I support the amendment in the name of the noble and learned Lord, Lord Thomas; I do so because the impartiality and independence of the Boundary Commission assumes greater importance if automaticity of the implementation of the commission’s findings is accepted under this Bill. I readily accept that the Government understand this, as the Minister pointed out so clearly in Committee. If that is so, it surely makes sense to consider ways to strengthen the impartiality and independence of the commission to meet these new circumstances. The three proposals put forward by the noble and learned Lord, Lord Thomas, in this amendment to achieve this are simple and straightforward and he explained them comprehensively in moving the amendment.

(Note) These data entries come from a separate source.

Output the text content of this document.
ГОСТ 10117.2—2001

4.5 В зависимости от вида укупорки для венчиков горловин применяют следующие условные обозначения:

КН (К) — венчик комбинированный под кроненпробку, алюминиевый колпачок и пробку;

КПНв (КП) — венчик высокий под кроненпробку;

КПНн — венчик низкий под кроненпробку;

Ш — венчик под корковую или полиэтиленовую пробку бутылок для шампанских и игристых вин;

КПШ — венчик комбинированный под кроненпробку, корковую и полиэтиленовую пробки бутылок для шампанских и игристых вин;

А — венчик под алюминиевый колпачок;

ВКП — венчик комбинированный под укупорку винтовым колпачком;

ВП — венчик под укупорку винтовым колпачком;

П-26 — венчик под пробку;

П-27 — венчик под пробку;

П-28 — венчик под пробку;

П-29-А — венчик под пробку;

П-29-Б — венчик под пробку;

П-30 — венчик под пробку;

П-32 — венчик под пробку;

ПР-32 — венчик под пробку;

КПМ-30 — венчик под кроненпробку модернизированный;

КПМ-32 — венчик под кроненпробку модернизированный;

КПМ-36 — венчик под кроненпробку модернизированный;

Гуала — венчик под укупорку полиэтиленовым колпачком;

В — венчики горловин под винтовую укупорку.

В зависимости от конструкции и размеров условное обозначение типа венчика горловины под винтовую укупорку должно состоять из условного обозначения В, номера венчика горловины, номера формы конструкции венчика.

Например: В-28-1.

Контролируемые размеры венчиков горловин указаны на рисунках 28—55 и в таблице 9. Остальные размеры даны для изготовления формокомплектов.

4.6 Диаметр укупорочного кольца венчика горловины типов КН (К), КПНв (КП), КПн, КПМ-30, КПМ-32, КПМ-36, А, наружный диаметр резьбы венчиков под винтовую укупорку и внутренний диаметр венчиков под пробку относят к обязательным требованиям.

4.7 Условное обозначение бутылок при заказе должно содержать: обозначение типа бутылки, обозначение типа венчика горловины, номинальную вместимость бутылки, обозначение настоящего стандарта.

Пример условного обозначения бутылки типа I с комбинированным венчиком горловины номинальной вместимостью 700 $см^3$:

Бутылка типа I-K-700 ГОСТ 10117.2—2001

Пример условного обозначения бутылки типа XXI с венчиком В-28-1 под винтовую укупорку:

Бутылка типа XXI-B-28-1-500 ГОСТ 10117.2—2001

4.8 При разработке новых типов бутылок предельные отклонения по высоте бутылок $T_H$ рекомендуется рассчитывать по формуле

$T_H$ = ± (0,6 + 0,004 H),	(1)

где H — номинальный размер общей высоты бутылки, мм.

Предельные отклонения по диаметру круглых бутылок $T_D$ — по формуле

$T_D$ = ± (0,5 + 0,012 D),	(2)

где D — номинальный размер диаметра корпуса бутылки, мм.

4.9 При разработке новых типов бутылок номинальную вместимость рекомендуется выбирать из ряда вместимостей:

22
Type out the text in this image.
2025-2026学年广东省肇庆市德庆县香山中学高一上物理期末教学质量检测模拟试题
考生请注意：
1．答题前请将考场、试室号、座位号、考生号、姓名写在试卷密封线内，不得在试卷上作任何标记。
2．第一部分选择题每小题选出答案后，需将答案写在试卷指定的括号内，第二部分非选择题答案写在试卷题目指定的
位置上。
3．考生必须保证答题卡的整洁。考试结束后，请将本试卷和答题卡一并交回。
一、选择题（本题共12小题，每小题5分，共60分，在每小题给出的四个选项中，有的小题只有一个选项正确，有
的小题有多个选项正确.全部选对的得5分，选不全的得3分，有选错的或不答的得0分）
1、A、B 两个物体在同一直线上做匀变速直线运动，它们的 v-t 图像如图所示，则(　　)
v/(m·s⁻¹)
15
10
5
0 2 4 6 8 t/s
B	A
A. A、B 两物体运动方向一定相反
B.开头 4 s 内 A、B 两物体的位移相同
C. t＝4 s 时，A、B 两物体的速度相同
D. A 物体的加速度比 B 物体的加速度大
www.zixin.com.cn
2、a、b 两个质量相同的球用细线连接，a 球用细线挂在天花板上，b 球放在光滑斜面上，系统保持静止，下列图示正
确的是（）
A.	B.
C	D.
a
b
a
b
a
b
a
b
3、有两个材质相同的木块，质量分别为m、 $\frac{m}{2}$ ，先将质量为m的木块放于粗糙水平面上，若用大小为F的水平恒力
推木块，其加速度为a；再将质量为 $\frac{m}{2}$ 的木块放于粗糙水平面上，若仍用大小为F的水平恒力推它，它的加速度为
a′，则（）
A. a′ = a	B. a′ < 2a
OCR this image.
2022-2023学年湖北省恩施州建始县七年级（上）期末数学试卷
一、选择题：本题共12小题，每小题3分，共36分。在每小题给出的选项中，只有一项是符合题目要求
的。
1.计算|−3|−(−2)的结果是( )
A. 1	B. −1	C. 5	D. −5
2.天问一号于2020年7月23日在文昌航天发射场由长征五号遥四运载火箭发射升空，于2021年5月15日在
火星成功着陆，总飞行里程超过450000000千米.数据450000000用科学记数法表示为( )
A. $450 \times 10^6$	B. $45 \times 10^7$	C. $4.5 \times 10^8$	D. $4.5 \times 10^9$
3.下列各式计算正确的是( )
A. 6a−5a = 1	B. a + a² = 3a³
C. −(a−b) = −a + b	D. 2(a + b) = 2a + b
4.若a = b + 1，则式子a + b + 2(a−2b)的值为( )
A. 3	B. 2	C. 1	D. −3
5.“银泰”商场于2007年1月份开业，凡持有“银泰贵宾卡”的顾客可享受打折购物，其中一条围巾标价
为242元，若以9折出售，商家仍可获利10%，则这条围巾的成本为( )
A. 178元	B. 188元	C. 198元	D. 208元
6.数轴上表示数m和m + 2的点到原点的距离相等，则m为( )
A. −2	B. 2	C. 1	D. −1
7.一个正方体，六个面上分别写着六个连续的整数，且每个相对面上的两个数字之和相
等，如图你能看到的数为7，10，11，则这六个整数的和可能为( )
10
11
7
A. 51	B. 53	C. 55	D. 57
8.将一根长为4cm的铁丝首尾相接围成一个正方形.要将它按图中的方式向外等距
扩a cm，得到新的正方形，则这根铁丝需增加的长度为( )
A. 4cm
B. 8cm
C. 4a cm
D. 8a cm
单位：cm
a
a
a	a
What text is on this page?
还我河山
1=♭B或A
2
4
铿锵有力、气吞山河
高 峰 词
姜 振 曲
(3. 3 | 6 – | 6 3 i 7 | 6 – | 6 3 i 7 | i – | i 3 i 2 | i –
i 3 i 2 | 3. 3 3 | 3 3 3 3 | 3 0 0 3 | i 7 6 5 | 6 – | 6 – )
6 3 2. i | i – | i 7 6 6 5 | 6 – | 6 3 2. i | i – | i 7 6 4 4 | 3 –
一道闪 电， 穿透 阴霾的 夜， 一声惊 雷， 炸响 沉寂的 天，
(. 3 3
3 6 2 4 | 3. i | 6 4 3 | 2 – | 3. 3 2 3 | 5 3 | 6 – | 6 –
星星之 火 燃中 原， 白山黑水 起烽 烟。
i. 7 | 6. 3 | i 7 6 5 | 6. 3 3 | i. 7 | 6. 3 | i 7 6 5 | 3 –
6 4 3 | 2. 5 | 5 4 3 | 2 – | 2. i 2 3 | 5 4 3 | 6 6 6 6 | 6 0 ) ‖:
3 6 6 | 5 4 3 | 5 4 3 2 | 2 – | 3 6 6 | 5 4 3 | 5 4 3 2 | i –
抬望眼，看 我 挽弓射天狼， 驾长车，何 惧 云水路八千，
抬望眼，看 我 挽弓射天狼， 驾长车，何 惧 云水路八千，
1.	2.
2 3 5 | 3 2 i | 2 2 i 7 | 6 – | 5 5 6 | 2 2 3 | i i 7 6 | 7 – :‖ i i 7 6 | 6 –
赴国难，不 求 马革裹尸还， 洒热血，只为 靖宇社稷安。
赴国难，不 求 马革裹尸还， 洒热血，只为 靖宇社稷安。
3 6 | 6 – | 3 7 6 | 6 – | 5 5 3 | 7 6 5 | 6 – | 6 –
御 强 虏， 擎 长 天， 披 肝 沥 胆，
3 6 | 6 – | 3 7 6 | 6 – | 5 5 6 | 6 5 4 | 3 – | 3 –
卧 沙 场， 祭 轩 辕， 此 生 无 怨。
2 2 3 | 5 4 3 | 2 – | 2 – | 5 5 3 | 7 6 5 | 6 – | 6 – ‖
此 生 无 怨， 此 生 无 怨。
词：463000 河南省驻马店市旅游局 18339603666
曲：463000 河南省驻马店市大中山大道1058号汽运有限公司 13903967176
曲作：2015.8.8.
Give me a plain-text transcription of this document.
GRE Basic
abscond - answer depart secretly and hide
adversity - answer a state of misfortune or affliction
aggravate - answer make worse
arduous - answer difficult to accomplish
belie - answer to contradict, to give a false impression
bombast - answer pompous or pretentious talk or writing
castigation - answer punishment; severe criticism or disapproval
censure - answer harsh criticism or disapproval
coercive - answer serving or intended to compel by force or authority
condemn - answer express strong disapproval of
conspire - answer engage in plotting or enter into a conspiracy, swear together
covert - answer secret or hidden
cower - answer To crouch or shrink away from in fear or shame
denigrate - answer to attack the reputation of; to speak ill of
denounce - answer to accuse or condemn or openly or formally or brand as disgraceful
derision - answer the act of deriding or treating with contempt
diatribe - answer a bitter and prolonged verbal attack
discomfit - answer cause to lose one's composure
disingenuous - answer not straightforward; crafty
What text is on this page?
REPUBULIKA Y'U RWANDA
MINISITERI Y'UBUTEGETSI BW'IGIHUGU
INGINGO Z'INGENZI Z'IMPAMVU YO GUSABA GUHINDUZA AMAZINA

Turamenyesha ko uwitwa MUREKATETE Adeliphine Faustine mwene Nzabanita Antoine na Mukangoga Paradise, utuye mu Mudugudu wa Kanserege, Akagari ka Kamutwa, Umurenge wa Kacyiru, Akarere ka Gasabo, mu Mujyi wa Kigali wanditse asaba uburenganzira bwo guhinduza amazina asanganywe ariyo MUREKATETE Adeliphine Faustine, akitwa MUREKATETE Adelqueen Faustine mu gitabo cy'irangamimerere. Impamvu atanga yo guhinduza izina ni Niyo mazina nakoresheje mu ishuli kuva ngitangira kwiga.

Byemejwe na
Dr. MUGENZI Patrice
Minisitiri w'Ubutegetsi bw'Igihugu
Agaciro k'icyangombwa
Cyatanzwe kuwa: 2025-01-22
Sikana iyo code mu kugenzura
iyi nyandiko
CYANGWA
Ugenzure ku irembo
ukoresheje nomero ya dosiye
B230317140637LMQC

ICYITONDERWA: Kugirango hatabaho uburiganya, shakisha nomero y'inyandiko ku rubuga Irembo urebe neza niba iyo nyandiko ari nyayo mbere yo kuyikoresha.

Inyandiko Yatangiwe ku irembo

The appointment of the deputy chairman by the head of the judiciary, rather than a political Minister, is a reversion to the practice before 2005, when the nature of the Lord Chancellor’s role changed. It brings England, Wales, Scotland and Northern Ireland into line. It would significantly reduce the scope for accusations of political interference, whether real or perceived, in the future.

Changing the appointments process to one more akin to judicial appointments follows the same logic. It is not a criticism of the public appointments system but a recognition that appointing members of the Boundary Commissions must be seen to be in a special and quasi-judicial category. They are crucial arbiters of the integrity of our electoral system. The introduction of non-renewable terms of appointment merely brings these appointments to the Boundary Commissions into line with other constitutional and political watchdogs and regulators.

As has been said, this is about reality and, above all, perception. We are talking about small changes aimed at strengthening the real and perceived impartiality of those who define the framework of our electoral system. We are talking about small changes, but they are changes that might increase trust in elections, politics and the way we are governed. I strongly support this amendment.